Patrick Sellar was the Factor for the Sutherland Estate. Patrick Sellar was a greedy man. Patrick Sellar is the man that gave the Highland Clearances such a bad name and such a dark spot in Scottish history. 

The Highland Clearances happened as part of the fallout of the Jacobite defeat at Culloden. The economy suffered immensely. The clan system once provided protection. Protection for the farmers in terms of meeting their rents and protection for the Laird or chief in being able to raise a regiment. With the defeat at Culloden, and the "death" of the clan system, neither form of protection endured. 

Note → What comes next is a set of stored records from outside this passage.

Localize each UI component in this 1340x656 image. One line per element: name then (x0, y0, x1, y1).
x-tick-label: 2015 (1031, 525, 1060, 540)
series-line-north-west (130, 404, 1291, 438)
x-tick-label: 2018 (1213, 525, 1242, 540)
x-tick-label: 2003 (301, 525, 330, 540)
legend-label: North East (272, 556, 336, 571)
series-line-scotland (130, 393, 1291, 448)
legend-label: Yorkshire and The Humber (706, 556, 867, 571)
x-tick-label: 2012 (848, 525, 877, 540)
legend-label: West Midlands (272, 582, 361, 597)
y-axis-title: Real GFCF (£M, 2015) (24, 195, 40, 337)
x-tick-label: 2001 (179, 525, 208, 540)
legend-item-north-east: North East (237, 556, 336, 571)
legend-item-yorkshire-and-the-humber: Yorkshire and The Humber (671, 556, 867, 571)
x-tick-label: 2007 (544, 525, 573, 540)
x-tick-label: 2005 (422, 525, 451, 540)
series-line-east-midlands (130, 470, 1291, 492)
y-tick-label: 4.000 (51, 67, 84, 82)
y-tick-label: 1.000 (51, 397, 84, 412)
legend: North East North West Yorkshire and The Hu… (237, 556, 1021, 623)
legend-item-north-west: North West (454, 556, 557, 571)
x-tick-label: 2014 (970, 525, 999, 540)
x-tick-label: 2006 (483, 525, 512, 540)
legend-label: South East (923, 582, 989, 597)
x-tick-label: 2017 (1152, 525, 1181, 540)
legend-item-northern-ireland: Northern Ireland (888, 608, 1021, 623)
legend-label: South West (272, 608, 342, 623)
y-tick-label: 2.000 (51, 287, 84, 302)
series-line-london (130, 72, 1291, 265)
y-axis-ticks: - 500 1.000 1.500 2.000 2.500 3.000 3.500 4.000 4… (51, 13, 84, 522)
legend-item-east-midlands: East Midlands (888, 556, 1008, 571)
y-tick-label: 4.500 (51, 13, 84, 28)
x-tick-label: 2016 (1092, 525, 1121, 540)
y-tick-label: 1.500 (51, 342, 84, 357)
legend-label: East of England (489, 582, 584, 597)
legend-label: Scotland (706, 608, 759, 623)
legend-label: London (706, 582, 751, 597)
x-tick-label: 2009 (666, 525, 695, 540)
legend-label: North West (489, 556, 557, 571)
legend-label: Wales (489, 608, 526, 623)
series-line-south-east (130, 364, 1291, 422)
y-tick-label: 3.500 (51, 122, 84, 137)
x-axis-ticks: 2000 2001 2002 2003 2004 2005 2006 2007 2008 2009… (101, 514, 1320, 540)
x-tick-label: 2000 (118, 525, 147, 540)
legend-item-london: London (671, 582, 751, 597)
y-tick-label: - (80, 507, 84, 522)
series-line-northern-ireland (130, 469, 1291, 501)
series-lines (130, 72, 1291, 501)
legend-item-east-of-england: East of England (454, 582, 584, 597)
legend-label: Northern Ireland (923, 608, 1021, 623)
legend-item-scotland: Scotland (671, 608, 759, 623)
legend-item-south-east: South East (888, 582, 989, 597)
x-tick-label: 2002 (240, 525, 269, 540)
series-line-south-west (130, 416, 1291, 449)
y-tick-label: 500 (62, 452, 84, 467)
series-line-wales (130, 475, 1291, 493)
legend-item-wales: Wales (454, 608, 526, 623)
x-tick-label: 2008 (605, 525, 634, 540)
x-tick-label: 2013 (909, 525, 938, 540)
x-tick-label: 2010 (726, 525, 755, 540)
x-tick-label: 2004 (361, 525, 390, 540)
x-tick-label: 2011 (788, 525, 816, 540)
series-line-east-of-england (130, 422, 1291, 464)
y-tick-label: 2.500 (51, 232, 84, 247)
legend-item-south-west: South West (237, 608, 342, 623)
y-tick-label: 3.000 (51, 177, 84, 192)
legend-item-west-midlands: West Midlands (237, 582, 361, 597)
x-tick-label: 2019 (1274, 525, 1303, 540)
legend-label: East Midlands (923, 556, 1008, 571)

The crofters, living a subsistence life, no longer had the protection to meet their rents. The Lairds could no longer afford to forgive rent arrears. The move from crop farming to sheep farming was, largely, a financial decision but at the same time, the impact was to uproot and entire way of life. Most Lairds were quite benevolent and many, especially in the western isles, paid for passage for their tenant crofters to emigrate to the Americas where they had a chance to make a new life. Many also made arrangements for cheap land in the new world for their tenants and provided loans to make the new life a reality. Those who were cleared ended up doing very well. They were facing the opportunity to own land and to make better life for themselves and their families 

Not so on the Sutherland Estate. The Sutherland Estate was the largest estate in the eastern highlands at some 1.5 million acres. The Duchess of Sutherland and her husband, the Marquess of Stafford hired Patrick Sellar as the Factor (manager) for their massive Estate. 

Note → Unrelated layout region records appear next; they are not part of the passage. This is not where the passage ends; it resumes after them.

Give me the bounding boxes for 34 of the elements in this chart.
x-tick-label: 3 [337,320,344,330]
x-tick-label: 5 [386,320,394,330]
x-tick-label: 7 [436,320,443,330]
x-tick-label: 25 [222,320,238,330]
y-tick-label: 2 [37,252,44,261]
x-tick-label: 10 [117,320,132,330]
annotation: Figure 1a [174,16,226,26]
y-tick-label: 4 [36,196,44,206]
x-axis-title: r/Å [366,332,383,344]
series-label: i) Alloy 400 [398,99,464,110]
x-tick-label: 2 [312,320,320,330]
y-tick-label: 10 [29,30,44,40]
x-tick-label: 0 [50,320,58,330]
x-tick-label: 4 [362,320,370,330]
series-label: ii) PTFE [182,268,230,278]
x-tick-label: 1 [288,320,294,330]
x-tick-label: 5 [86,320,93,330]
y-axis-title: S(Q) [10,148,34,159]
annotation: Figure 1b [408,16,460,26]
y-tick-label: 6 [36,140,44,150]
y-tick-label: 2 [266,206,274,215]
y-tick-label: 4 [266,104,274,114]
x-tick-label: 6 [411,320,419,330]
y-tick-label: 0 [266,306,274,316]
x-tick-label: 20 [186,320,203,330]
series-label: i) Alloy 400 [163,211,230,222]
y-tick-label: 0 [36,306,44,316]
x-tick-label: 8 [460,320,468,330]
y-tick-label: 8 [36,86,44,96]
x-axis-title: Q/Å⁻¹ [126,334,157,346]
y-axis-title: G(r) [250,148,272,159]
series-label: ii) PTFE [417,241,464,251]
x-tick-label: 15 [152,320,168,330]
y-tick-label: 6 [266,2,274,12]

Between 1811 and 1825, Sellars cleared some 15,000 people off the Estate. Rather than moving the crofters to a small plot of land on the coast where they could fish and harvest kelp, Sellar was brutal and ruthless in his methods of eviction. He tossed elderly and ill men, women and children out of their homes then set the croft roof alight. The roar of the fires frightened the cattle, sheep and dogs. The entire county was shrouded in smoke on a daily basis. 

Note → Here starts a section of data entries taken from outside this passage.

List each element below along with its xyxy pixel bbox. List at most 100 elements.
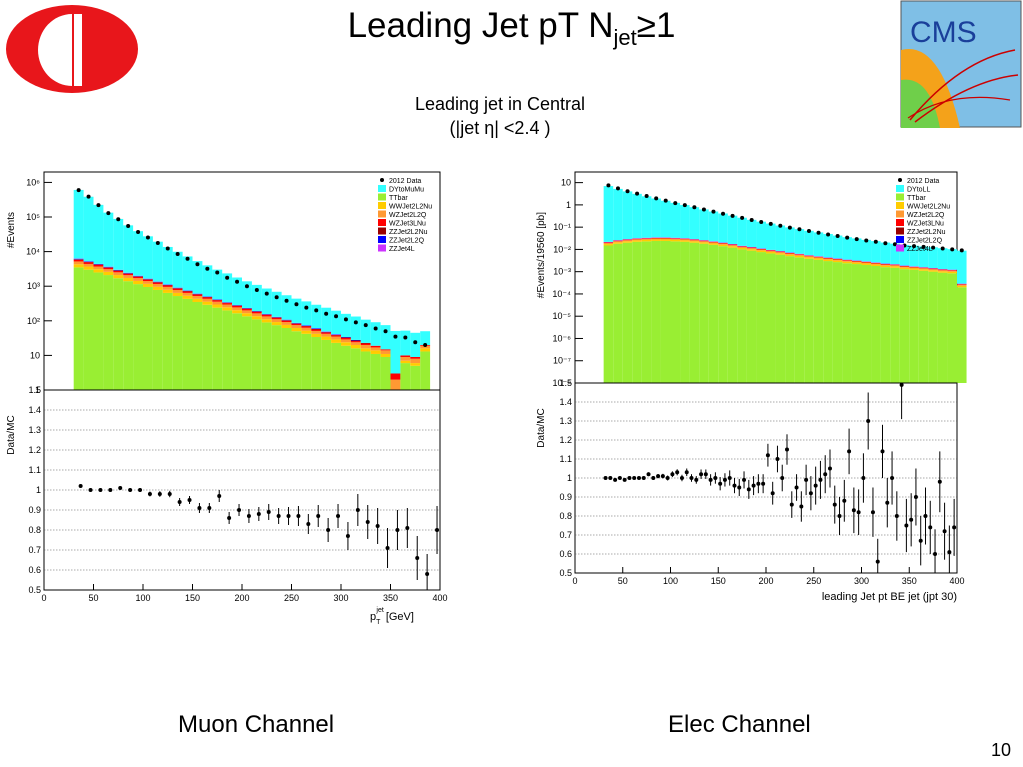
elec-ratio-point-17 xyxy=(684,470,689,475)
elec-data-point-34 xyxy=(931,245,936,250)
elec-bar-DY-35 xyxy=(937,248,948,270)
muon-bar-WZ3LNu-23 xyxy=(301,326,312,328)
elec-bar-WW-24 xyxy=(832,260,843,263)
elec-bar-WW-34 xyxy=(928,270,938,272)
elec-bar-DY-20 xyxy=(794,229,805,254)
elec-bar-DY-6 xyxy=(660,200,671,238)
muon-bar-TTbar-31 xyxy=(380,356,391,390)
muon-bar-WZ2L2Q-31 xyxy=(380,350,391,354)
muon-data-point-33 xyxy=(403,335,408,340)
elec-ratio-point-52 xyxy=(851,508,856,513)
muon-ratio-point-29 xyxy=(365,520,370,524)
muon-ratio-point-11 xyxy=(187,498,192,502)
muon-xlabel-sub: T xyxy=(376,619,381,626)
elec-bar-WZ2L2Q-16 xyxy=(756,249,766,251)
elec-ratio-point-28 xyxy=(737,485,742,490)
muon-bar-WZ3LNu-21 xyxy=(281,320,292,323)
muon-bar-WZ3LNu-16 xyxy=(232,305,242,308)
elec-bar-TTbar-35 xyxy=(937,272,948,383)
elec-ratio-point-8 xyxy=(641,476,646,480)
muon-bar-WZ3LNu-13 xyxy=(202,297,213,299)
elec-bar-TTbar-1 xyxy=(613,243,623,383)
elec-ratio-ytick-label-7: 1.2 xyxy=(559,435,572,445)
muon-ytick-label-0: 1 xyxy=(35,385,40,395)
muon-bar-WZ3LNu-11 xyxy=(182,291,193,293)
muon-bar-WW-9 xyxy=(162,289,173,293)
elec-bar-WZ3LNu-13 xyxy=(727,244,738,246)
muon-data-point-16 xyxy=(235,279,240,284)
elec-bar-WW-29 xyxy=(880,265,891,268)
elec-legend-label-1: DYtoLL xyxy=(907,187,930,194)
muon-bar-TTbar-27 xyxy=(341,345,351,390)
muon-data-point-25 xyxy=(324,311,329,316)
elec-bar-TTbar-28 xyxy=(871,265,881,383)
muon-bar-DY-25 xyxy=(321,307,332,332)
elec-bar-TTbar-18 xyxy=(775,254,786,383)
muon-ratio-ytick-label-10: 1.5 xyxy=(28,385,41,395)
elec-ratio-point-25 xyxy=(722,477,727,482)
muon-ratio-point-27 xyxy=(345,534,350,538)
elec-ratio-point-49 xyxy=(837,514,842,518)
elec-bar-WW-37 xyxy=(957,285,967,288)
elec-ytick-label-0: 10⁻⁸ xyxy=(552,378,571,388)
muon-bar-TTbar-9 xyxy=(162,292,173,390)
elec-bar-TTbar-0 xyxy=(603,245,614,383)
elec-ratio-point-16 xyxy=(679,476,684,480)
muon-ytick-label-6: 10⁶ xyxy=(26,177,40,187)
muon-bar-WZ2L2Q-21 xyxy=(281,322,292,325)
elec-bar-TTbar-22 xyxy=(813,259,824,383)
elec-bar-DY-29 xyxy=(880,242,891,264)
muon-bar-WZ3LNu-25 xyxy=(321,332,332,334)
muon-bar-WW-29 xyxy=(360,348,371,352)
muon-bar-DY-15 xyxy=(222,273,233,303)
elec-bar-WZ2L2Q-37 xyxy=(957,284,967,286)
muon-bar-WZ3LNu-14 xyxy=(212,300,223,302)
elec-bar-DY-24 xyxy=(832,235,843,259)
muon-legend-marker-8 xyxy=(378,244,386,252)
muon-bar-WW-2 xyxy=(93,269,104,273)
muon-bar-WW-5 xyxy=(123,277,134,282)
elec-bar-WW-23 xyxy=(823,259,833,262)
muon-bar-TTbar-21 xyxy=(281,327,292,390)
muon-ratio-point-4 xyxy=(118,486,123,490)
elec-bar-WZ3LNu-9 xyxy=(689,239,700,241)
muon-bar-ZZ2L2Nu-0 xyxy=(73,259,84,260)
elec-ytick-label-5: 10⁻³ xyxy=(553,267,571,277)
elec-legend-label-5: WZJet3LNu xyxy=(907,221,944,228)
elec-bar-TTbar-30 xyxy=(890,267,900,383)
elec-ratio-point-33 xyxy=(761,481,766,486)
muon-data-point-17 xyxy=(244,284,249,289)
elec-ratio-point-3 xyxy=(617,476,622,480)
logo-inner-bar xyxy=(74,14,82,86)
muon-bar-WW-22 xyxy=(291,327,302,332)
muon-legend-marker-1 xyxy=(378,185,386,192)
muon-bar-DY-23 xyxy=(301,301,312,326)
muon-bar-WW-4 xyxy=(113,275,124,279)
elec-bar-WW-26 xyxy=(851,262,862,265)
elec-bar-WW-8 xyxy=(680,240,690,242)
elec-ratio-point-72 xyxy=(947,550,952,555)
elec-bar-WW-13 xyxy=(727,246,738,248)
muon-bar-ZZ2L2Nu-28 xyxy=(350,340,361,342)
elec-ratio-point-57 xyxy=(875,559,880,564)
muon-bar-ZZ2L2Nu-24 xyxy=(311,328,322,330)
muon-bar-DY-3 xyxy=(103,212,114,267)
logo-inner-left xyxy=(38,14,72,86)
muon-bar-WZ3LNu-19 xyxy=(261,315,272,317)
muon-bar-TTbar-7 xyxy=(143,286,153,390)
elec-bar-WZ3LNu-0 xyxy=(603,242,614,244)
muon-bar-DY-29 xyxy=(360,319,371,343)
muon-bar-WZ2L2Q-23 xyxy=(301,327,312,331)
elec-legend-label-2: TTbar xyxy=(907,195,926,202)
muon-bar-WW-7 xyxy=(143,283,153,287)
elec-ratio-point-2 xyxy=(613,477,618,482)
muon-bar-TTbar-3 xyxy=(103,275,114,390)
muon-bar-WW-0 xyxy=(73,264,84,268)
elec-ratio-point-58 xyxy=(880,449,885,454)
muon-legend-marker-7 xyxy=(378,236,386,243)
muon-bar-WW-18 xyxy=(251,316,262,320)
muon-bar-WW-31 xyxy=(380,353,391,357)
elec-ratio-point-13 xyxy=(665,476,670,480)
muon-bar-WZ2L2Q-7 xyxy=(143,281,153,284)
elec-bar-TTbar-33 xyxy=(918,270,929,383)
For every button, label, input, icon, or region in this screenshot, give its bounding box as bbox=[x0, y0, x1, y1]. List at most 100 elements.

On 13 June 1814, Sellar evicted William Chisholm and his wife from their croft in Strathnaver. As was his habit, Sellar set the roof on fire. However, Chisolm's mother-in-law, Margaret MacKay, was still inside. Margaret was rescued by her daughter and taken to a nearby shed. Margaret died five days later. From this, Patrick Sellar was charged with arson and culpable homicide and put on trial in Inverness. He was acquitted of the charges.


Sellars brutality was fueled by greed, He had his sights set on becoming a sheep farmer on the Sutherland Estate and he could almost taste the wealth awaiting him.